Intermarriages were starting to happen.
…and the story is slowly dying. And with it a whole culture of diligence, working for knowledge, working for what you want…
Most of today’s Jews are not Jews any more… they are not part of that story. They may have chosen the story of the persecuted, the minority, the misunderstood.
The original story was an empowering story… it empowered a group of people for thousands of generations.
This new story isn’t empowering… not to me, not to anyone. But it makes excellence more palatable… maybe?
The future today’s Jews live into is that they are just like everyone else. A story no one can be proud of.
- Christians have a story, but they had to force it to billions… I don’t like it when a story needs to be forced… a story needs to be attract instead. Just my opinion, of course.
OK, what’s the point?
I had a call with a Kurd client/student this morning.
His genetic predisposition is totally consistent with his ancestry.
He and his family will need to eat like his ancestors: mountain men, sheep, goats, no cultivated land: the land is try and barren.
The food list says no to most of the food people living in his adopted country eat.
So, if he wants to be successful and be proud to eat what he can, and make his wife and two children proud, he needs to invent a story, much like the monk Geoffrey did about England, much like some early Jew invented about the Jews…
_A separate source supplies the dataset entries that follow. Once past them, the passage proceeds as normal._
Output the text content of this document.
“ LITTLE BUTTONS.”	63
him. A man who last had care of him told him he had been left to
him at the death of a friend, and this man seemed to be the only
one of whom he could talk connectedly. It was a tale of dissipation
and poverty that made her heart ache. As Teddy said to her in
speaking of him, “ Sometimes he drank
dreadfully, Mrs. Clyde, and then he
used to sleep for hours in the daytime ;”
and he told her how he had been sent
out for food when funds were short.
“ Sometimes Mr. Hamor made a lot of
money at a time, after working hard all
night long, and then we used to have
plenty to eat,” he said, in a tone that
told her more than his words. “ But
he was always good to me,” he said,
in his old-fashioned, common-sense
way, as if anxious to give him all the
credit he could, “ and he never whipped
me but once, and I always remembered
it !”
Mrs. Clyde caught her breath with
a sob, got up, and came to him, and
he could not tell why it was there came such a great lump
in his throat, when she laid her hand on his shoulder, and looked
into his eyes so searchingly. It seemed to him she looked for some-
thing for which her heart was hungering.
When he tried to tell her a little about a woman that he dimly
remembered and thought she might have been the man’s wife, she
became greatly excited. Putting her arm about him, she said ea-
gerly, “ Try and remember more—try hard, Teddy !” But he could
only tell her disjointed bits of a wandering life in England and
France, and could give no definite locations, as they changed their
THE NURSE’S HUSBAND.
A story where being a Kurd, eating like a Kurd is an honor and a privilege, because belonging to that history is like being royalty.
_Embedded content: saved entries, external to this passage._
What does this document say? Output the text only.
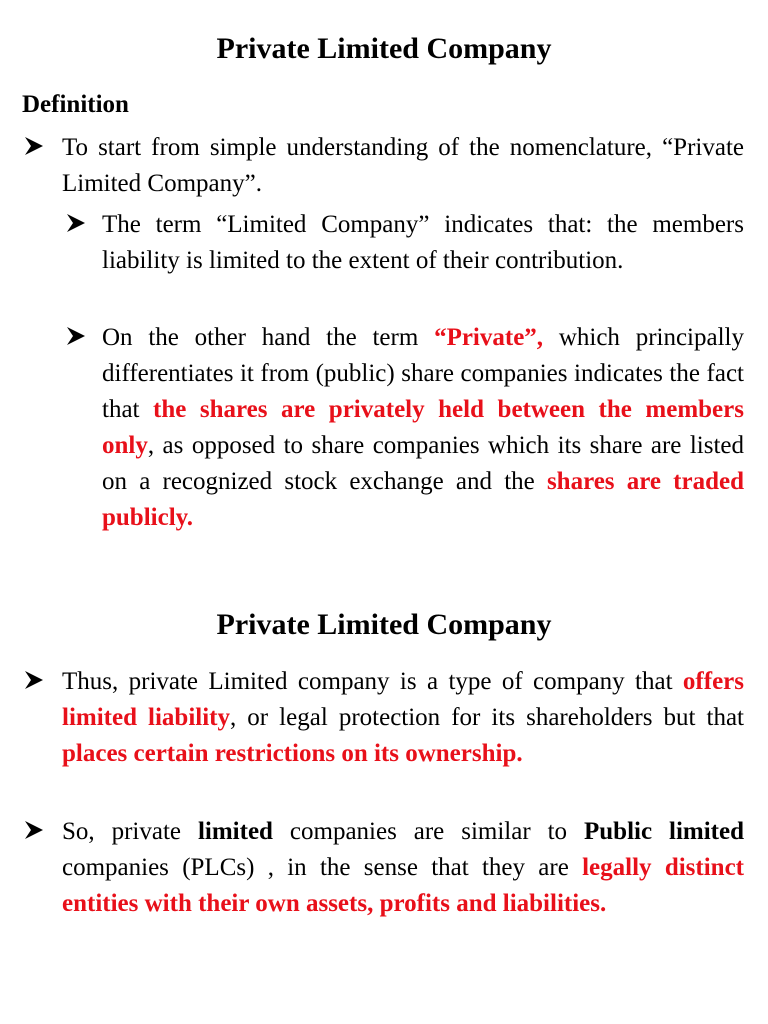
Private Limited Company

Definition

To start from simple understanding of the nomenclature, “Private Limited Company”.

The term “Limited Company” indicates that: the members liability is limited to the extent of their contribution.

On the other hand the term “Private”, which principally differentiates it from (public) share companies indicates the fact that the shares are privately held between the members only, as opposed to share companies which its share are listed on a recognized stock exchange and the shares are traded publicly.

Private Limited Company

Thus, private Limited company is a type of company that offers limited liability, or legal protection for its shareholders but that places certain restrictions on its ownership.

So, private limited companies are similar to Public limited companies (PLCs) , in the sense that they are legally distinct entities with their own assets, profits and liabilities.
I watched the first season of the TV series “The Crown” on Netflix. I made some observations that fit here.
A royal who did not buy into the story of royalty, was miserable. princess Margaret, or Queen Elizabeth’s uncle… Edward who preferred to be married to an American divorcee.
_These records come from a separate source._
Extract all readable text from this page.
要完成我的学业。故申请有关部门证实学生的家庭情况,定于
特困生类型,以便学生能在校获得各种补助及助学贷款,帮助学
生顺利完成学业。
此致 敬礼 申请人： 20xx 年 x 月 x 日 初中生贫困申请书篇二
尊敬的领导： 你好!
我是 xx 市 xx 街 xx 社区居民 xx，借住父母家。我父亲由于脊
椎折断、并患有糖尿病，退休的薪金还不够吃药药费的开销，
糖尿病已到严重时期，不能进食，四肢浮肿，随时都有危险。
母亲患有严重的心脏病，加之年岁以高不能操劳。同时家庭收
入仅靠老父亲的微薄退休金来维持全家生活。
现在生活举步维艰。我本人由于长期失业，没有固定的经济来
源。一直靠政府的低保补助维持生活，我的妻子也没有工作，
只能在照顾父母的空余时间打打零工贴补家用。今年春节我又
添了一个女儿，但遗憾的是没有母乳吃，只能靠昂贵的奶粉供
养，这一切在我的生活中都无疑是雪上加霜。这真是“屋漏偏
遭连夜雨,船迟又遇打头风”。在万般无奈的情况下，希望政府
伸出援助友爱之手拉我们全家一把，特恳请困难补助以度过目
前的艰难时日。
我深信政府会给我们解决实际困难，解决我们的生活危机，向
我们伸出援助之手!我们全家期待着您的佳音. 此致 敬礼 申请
They wanted the benefits, the goodies, but not the price you pay.
There is a price if you want the goodies.
If you are a Jew, and want the goodies of being a Jew, you need to buy into the deal: you need to live by the word: work for what you want, know the word, be charitable, etc.
If you are a royal… hell, you can’t marry a commoner, especially not a divorcee… You can’t behave like a commoner… or you won’t get the goodies.
For my Kurd client: if he wants to goodies of being a Kurd: intelligent, hard working, far seeing, hardy, resilient: he will have to eat like a Kurd… and honor hardship like a badge of honor.
You can’t have it both ways.
What does this mean to you?
You need to craft a story that will foster capacities you want to use, and that honoring that story will get you what you want.
Or you’ll live out of the same old victim story where who gives you meaning are the people who don’t give a hoot about you.
You either honor your story you carefully crafted, or you’ll honor society’s story… and be thoroughly miserable.
I know you have chosen society’s story. But the good thing about stories: you can craft a new one and start honoring that, instead.
Happiness, peace of mind, autonomy, independence, growth, evolution is not possible inside society’s story.
If you don’t know who is the sucker: you are the sucker.
You don’t want to be the sucker!
Choose your story carefully. Your life, your joy, your well-being depends on it.
- I borrowed the rocket ship line from the not-yet-published “We Believe” list crafted by the team at Kit and Ace.
- You thought Arthur and his Knights of the Round Table first appeared in Thomas Malory’s LeMorte D’Arthur? Nope, Malory’s work, published in 1485, was based on Geoffrey of Monmouth’s fictional “history” which had been published and widely circulated 349 years earlier in 1136. And one last thing, Geoffrey Chaucer was a completely different guy. Monmouth’s “History of the Kings of Britain” had been around for more than two centuries when Geoffrey Chaucer was born.